The story feels very rushed and cramped by trying to do too much, leading to moments with leaps of logic and no explanations for decisions characters reach in the story (basically everything Adrian says towards the end for instance). Characters are introduced and as I said, you are given a bit of insight into them, but you don’t form any connections or particularly care about them all that much. In fact, when one character dies, you are left feeling cold and indifferent because you basically know nothing about them (also, you are probably left wondering who the heck that kid was and why someone so young was in the high school to begin with). There is some believability to how the characters act and think, as they definitely evoke a teenager vibe — you just don’t form any attachments to them and you are just confused with some of their choices.
Things in reflections of glasses may be farther than they appear.

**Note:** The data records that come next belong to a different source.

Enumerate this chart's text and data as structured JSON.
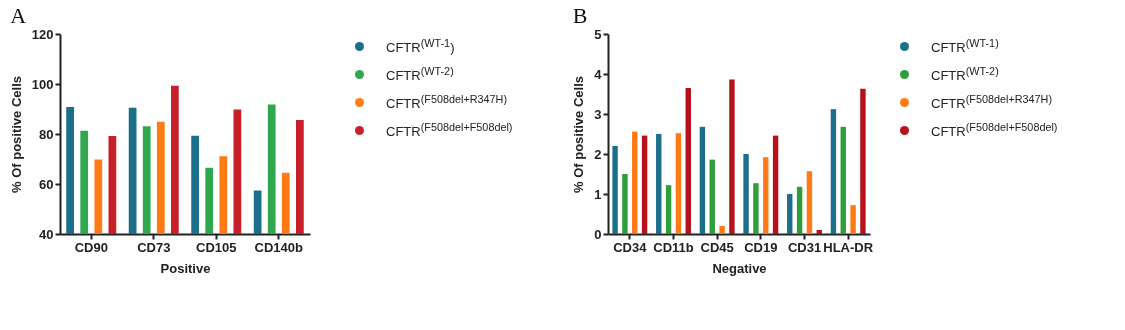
{
  "chart_data": [
    {
      "type": "bar",
      "title": "A",
      "xlabel": "Positive",
      "ylabel": "% Of positive Cells",
      "categories": [
        "CD90",
        "CD73",
        "CD105",
        "CD140b"
      ],
      "ylim": [
        40,
        120
      ],
      "yticks": [
        40,
        60,
        80,
        100,
        120
      ],
      "legend": "right",
      "series": [
        {
          "name": "CFTR$^{(WT-1}$)",
          "color": "#1b6f8a",
          "values": [
            90.8,
            90.5,
            79.3,
            57.4
          ]
        },
        {
          "name": "CFTR$^{(WT-2)}$",
          "color": "#2fa84f",
          "values": [
            81.3,
            83.1,
            66.5,
            91.8
          ]
        },
        {
          "name": "CFTR$^{(F508del+R347H)}$",
          "color": "#ff7a14",
          "values": [
            69.8,
            84.9,
            71.1,
            64.5
          ]
        },
        {
          "name": "CFTR$^{(F508del+F508del)}$",
          "color": "#c8202a",
          "values": [
            79.2,
            99.3,
            89.8,
            85.6
          ]
        }
      ]
    },
    {
      "type": "bar",
      "title": "B",
      "xlabel": "Negative",
      "ylabel": "% Of positive Cells",
      "categories": [
        "CD34",
        "CD11b",
        "CD45",
        "CD19",
        "CD31",
        "HLA-DR"
      ],
      "ylim": [
        0,
        5
      ],
      "yticks": [
        0,
        1,
        2,
        3,
        4,
        5
      ],
      "legend": "right",
      "series": [
        {
          "name": "CFTR$^{(WT-1)}$",
          "color": "#1b6f8a",
          "values": [
            2.2,
            2.5,
            2.68,
            2.0,
            1.0,
            3.12
          ]
        },
        {
          "name": "CFTR$^{(WT-2)}$",
          "color": "#2e9e3a",
          "values": [
            1.5,
            1.22,
            1.86,
            1.27,
            1.18,
            2.68
          ]
        },
        {
          "name": "CFTR$^{(F508del+R347H)}$",
          "color": "#ff7a14",
          "values": [
            2.56,
            2.52,
            0.2,
            1.92,
            1.57,
            0.72
          ]
        },
        {
          "name": "CFTR$^{(F508del+F508del)}$",
          "color": "#b5121b",
          "values": [
            2.46,
            3.65,
            3.86,
            2.46,
            0.1,
            3.63
          ]
        }
      ]
    }
  ]
}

Besides how poor the pacing is, The Woods #1 features some problems in the storytelling itself. Some scenes poorly transition from one to the next; the middle portion is not well structured and feels like the pages and panels have been jumbled around. For instance, the characters are all outside looking at their new environment and then these mutant bat creatures start attacking. Next scene changes to some new characters who are also outside, but everyone is standing around like nothing is happening and there is no panic at all. Sure, not all of the book is like this thankfully, but it’s a little silly and confusing when it does happen.
The rest of the writing is better for the most part. Before the strange leaps in logic and rushed storytelling, the pacing is quite good and the dialogue between characters is strong. The first issue does a good job at establishing what things were like at the school before the transition takes place, but after that the quality takes a dive. That being said, the premise is still pretty strong and the ending looks to be setting up for things to be heading in an interesting direction; there is also a lot of potential here if the writing improves quickly and gets into developing the characters and story.
Obviously, the clear answer is to go closer to the mysterious tree.
The artwork for the series is done by Michael Dialynas and is perfectly fine most of the time (and reminds of Riley Rossmo’s style in areas). The characters look fine and distinct, though at points they look younger than what they really are and some of the girls look more like guys with wigs. The creature and “Woods” design are solid and intimidating looking. The inking and coloring are fine, along with the backgrounds and layouts, even if the story is complicated to follow at different points.
Is It Good?
The Woods #1 is a comic that shows potential with a familiar story but is ultimately hampered by a very rushed setup and ending and a confusing middle. It may be a comic that’ll blossom into something truly terrifying and highly worth your time as more issues come out, but as is, it’s going to need a lot more polish before it’s worth recommending.